Authored by RKSimon on Feb 1 2021, 4:32 AM.

Details

Summary

With predicate masks, AVX512 can efficiently perform variable-index vector insertion with 2 broadcasts + 1 comparison, avoiding a lot of aliased memory traffic.

Diff Detail

Event Timeline

RKSimon created this revision.Feb 1 2021, 4:32 AM
RKSimon requested review of this revision.Feb 1 2021, 4:32 AM
Herald added a project: Restricted Project. · View Herald TranscriptFeb 1 2021, 4:32 AM
spatel added inline comments.Feb 1 2021, 5:13 AM
llvm/test/CodeGen/X86/insertelement-var-index.ll
4–5

Worth adding a shared prefix for "AVX1or2", so we don't get so much duplication?

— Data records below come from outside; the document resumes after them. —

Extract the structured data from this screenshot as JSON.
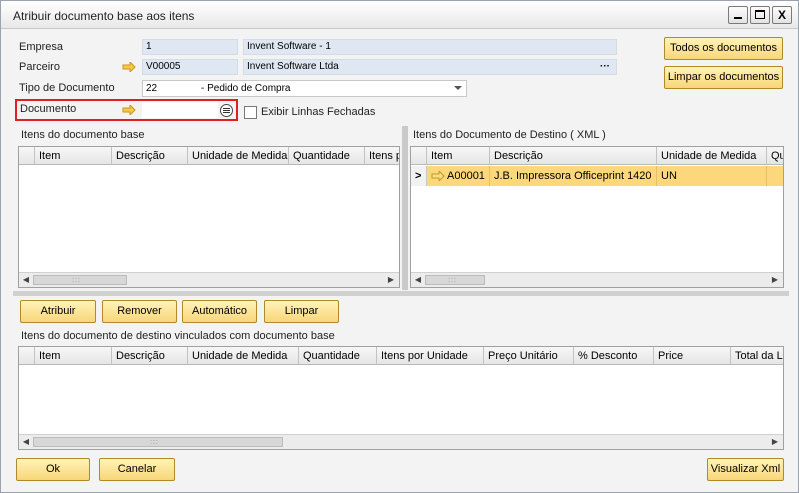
{
  "window": {
    "title": "Atribuir documento base aos itens",
    "min_glyph": "_",
    "max_glyph": "□",
    "close_glyph": "X"
  },
  "header": {
    "empresa_label": "Empresa",
    "empresa_code": "1",
    "empresa_name": "Invent Software - 1",
    "parceiro_label": "Parceiro",
    "parceiro_code": "V00005",
    "parceiro_name": "Invent Software Ltda",
    "parceiro_more": "···",
    "tipo_label": "Tipo de Documento",
    "tipo_code": "22",
    "tipo_value": "- Pedido de Compra",
    "documento_label": "Documento",
    "documento_value": "",
    "exibir_label": "Exibir Linhas Fechadas",
    "todos_btn": "Todos os documentos",
    "limpar_docs_btn": "Limpar os documentos"
  },
  "base_grid": {
    "title": "Itens do documento base",
    "columns": [
      "",
      "Item",
      "Descrição",
      "Unidade de Medida",
      "Quantidade",
      "Itens p"
    ],
    "grip": ":::"
  },
  "dest_grid": {
    "title": "Itens do Documento de Destino ( XML )",
    "columns": [
      "",
      "Item",
      "Descrição",
      "Unidade de Medida",
      "Qu"
    ],
    "rows": [
      {
        "marker": ">",
        "item": "A00001",
        "descricao": "J.B. Impressora Officeprint 1420",
        "unidade": "UN"
      }
    ],
    "grip": ":::"
  },
  "actions": {
    "atribuir": "Atribuir",
    "remover": "Remover",
    "automatico": "Automático",
    "limpar": "Limpar"
  },
  "linked_grid": {
    "title": "Itens do documento de destino vinculados com documento base",
    "columns": [
      "",
      "Item",
      "Descrição",
      "Unidade de Medida",
      "Quantidade",
      "Itens por Unidade",
      "Preço Unitário",
      "% Desconto",
      "Price",
      "Total da L"
    ],
    "grip": ":::"
  },
  "footer": {
    "ok": "Ok",
    "cancelar": "Canelar",
    "visualizar": "Visualizar Xml"
  },
  "colors": {
    "accent_button": "#f8d67a",
    "selected_row": "#fcd77b",
    "field_bg": "#dfe8f2",
    "highlight_border": "#e02020"
  }
}
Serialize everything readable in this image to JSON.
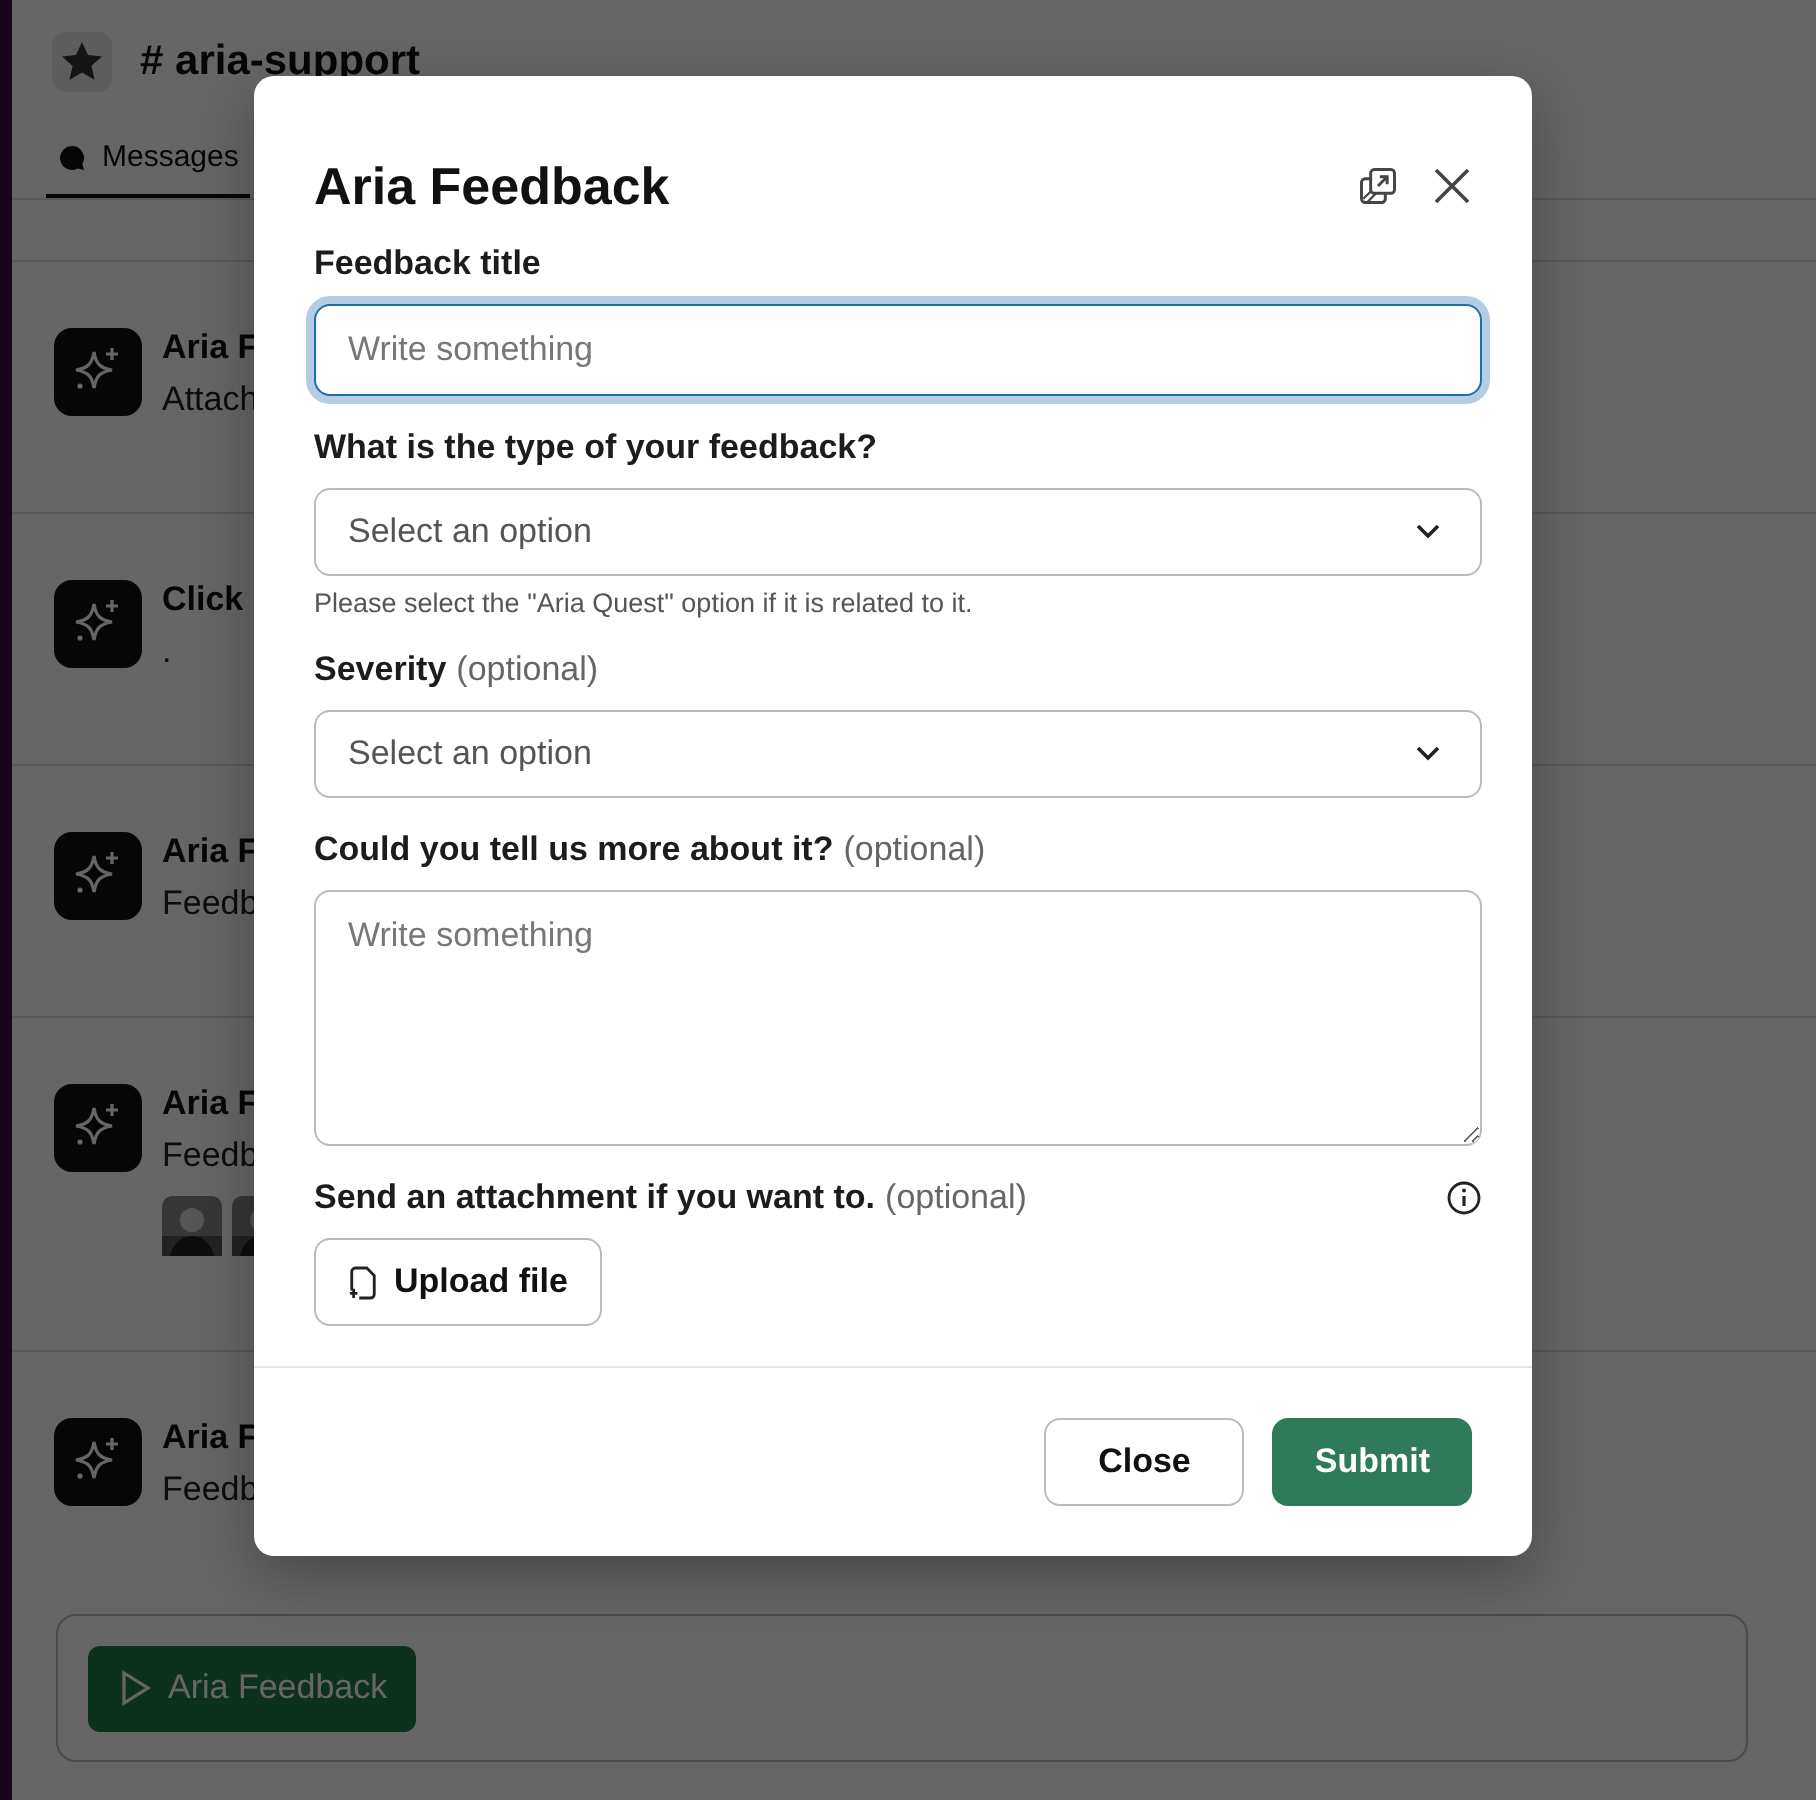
{
  "channel": {
    "name": "# aria-support",
    "tabs": [
      {
        "label": "Messages",
        "selected": true
      }
    ]
  },
  "messages": [
    {
      "sender": "Aria F",
      "text": "Attach"
    },
    {
      "sender": "Click",
      "text": "."
    },
    {
      "sender": "Aria F",
      "text": "Feedb"
    },
    {
      "sender": "Aria F",
      "text": "Feedb"
    },
    {
      "sender": "Aria F",
      "text": "Feedb"
    }
  ],
  "composer": {
    "workflow_button": "Aria Feedback"
  },
  "modal": {
    "title": "Aria Feedback",
    "fields": [
      {
        "kind": "text",
        "label": "Feedback title",
        "placeholder": "Write something",
        "focused": true
      },
      {
        "kind": "select",
        "label": "What is the type of your feedback?",
        "placeholder": "Select an option",
        "hint": "Please select the \"Aria Quest\" option if it is related to it."
      },
      {
        "kind": "select",
        "label": "Severity",
        "optional": "(optional)",
        "placeholder": "Select an option"
      },
      {
        "kind": "textarea",
        "label": "Could you tell us more about it?",
        "optional": "(optional)",
        "placeholder": "Write something"
      },
      {
        "kind": "file",
        "label": "Send an attachment if you want to.",
        "optional": "(optional)",
        "button": "Upload file",
        "info": true
      }
    ],
    "buttons": [
      {
        "label": "Close",
        "kind": "secondary"
      },
      {
        "label": "Submit",
        "kind": "primary"
      }
    ]
  }
}
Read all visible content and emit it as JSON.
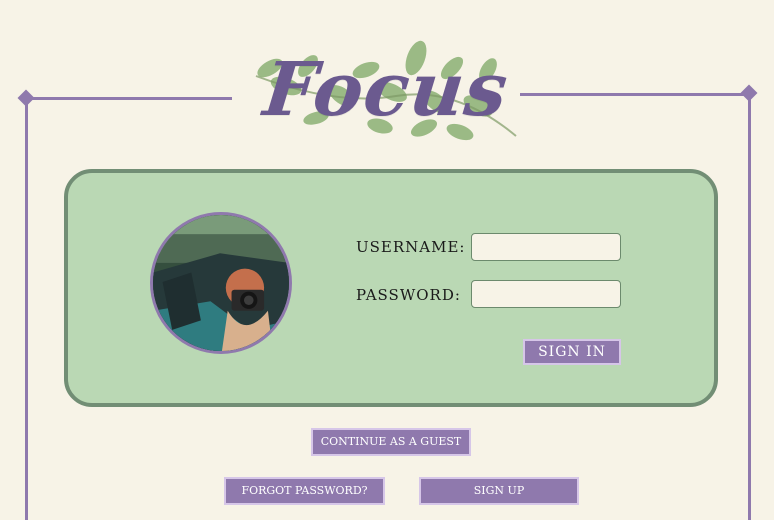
{
  "app": {
    "logo_text": "Focus"
  },
  "login": {
    "username_label": "USERNAME:",
    "password_label": "PASSWORD:",
    "username_value": "",
    "password_value": "",
    "sign_in_label": "SIGN IN"
  },
  "actions": {
    "guest_label": "CONTINUE AS A GUEST",
    "forgot_label": "FORGOT PASSWORD?",
    "signup_label": "SIGN UP"
  },
  "colors": {
    "background": "#f7f3e7",
    "accent": "#8f79ad",
    "card": "#bad8b4",
    "card_border": "#728e75",
    "logo": "#6b5a8f"
  },
  "icons": {
    "logo_leaves": "leaf-branch-icon",
    "profile_photo": "profile-photo"
  }
}
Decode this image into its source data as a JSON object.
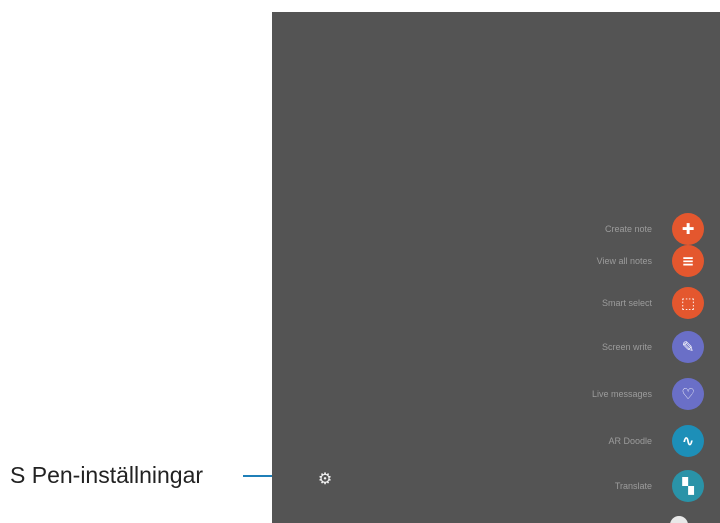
{
  "callout": {
    "label": "S Pen-inställningar"
  },
  "colors": {
    "screen_bg": "#545454",
    "callout_line": "#1f7fb8",
    "icon_orange": "#e4572e",
    "icon_purple": "#6a6fc7",
    "icon_teal": "#1d8fb8"
  },
  "air_command": {
    "settings_icon": "gear-icon",
    "items": [
      {
        "label": "Create note",
        "icon": "note-plus-icon",
        "color": "#e4572e",
        "glyph": "✚"
      },
      {
        "label": "View all notes",
        "icon": "notes-list-icon",
        "color": "#e4572e",
        "glyph": "≡"
      },
      {
        "label": "Smart select",
        "icon": "smart-select-icon",
        "color": "#e4572e",
        "glyph": "⬚"
      },
      {
        "label": "Screen write",
        "icon": "screen-write-icon",
        "color": "#6a6fc7",
        "glyph": "✎"
      },
      {
        "label": "Live messages",
        "icon": "heart-icon",
        "color": "#6a6fc7",
        "glyph": "♡"
      },
      {
        "label": "AR Doodle",
        "icon": "doodle-icon",
        "color": "#1d8fb8",
        "glyph": "∿"
      },
      {
        "label": "Translate",
        "icon": "translate-icon",
        "color": "#2a93a8",
        "glyph": "▚"
      }
    ]
  }
}
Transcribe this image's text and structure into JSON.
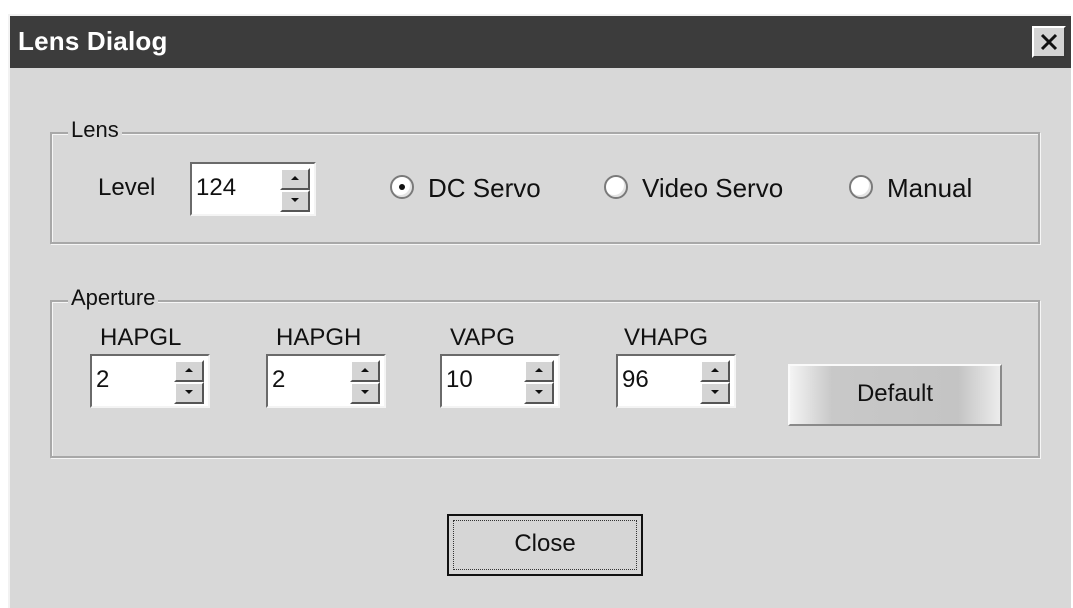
{
  "window": {
    "title": "Lens Dialog"
  },
  "lens_group": {
    "label": "Lens",
    "level_label": "Level",
    "level_value": "124",
    "modes": [
      {
        "label": "DC Servo",
        "selected": true
      },
      {
        "label": "Video Servo",
        "selected": false
      },
      {
        "label": "Manual",
        "selected": false
      }
    ]
  },
  "aperture_group": {
    "label": "Aperture",
    "fields": [
      {
        "label": "HAPGL",
        "value": "2"
      },
      {
        "label": "HAPGH",
        "value": "2"
      },
      {
        "label": "VAPG",
        "value": "10"
      },
      {
        "label": "VHAPG",
        "value": "96"
      }
    ],
    "default_label": "Default"
  },
  "footer": {
    "close_label": "Close"
  },
  "icons": {
    "close": "close-icon",
    "spin_up": "arrow-up-icon",
    "spin_down": "arrow-down-icon"
  }
}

RKSimon updated this revision to Diff 320474.Feb 1 2021, 8:11 AM

Add AVX1OR2 check prefix

spatel accepted this revision.Feb 1 2021, 1:37 PM

LGTM - see inline for a couple of minors.

llvm/lib/Target/X86/X86ISelLowering.cpp
18829–18832

Could use DAG.getSplatBuildVector() for both of these for slightly less code.

18839

We should have a code comment to describe the pattern:
// inselt N0, N1, N2 --> select (SplatN2 == {0,1,2...}) ? SplatN1 : N0

This revision is now accepted and ready to land.Feb 1 2021, 1:37 PM
This revision was landed with ongoing or failed builds.Feb 2 2021, 3:46 AM
This revision was automatically updated to reflect the committed changes.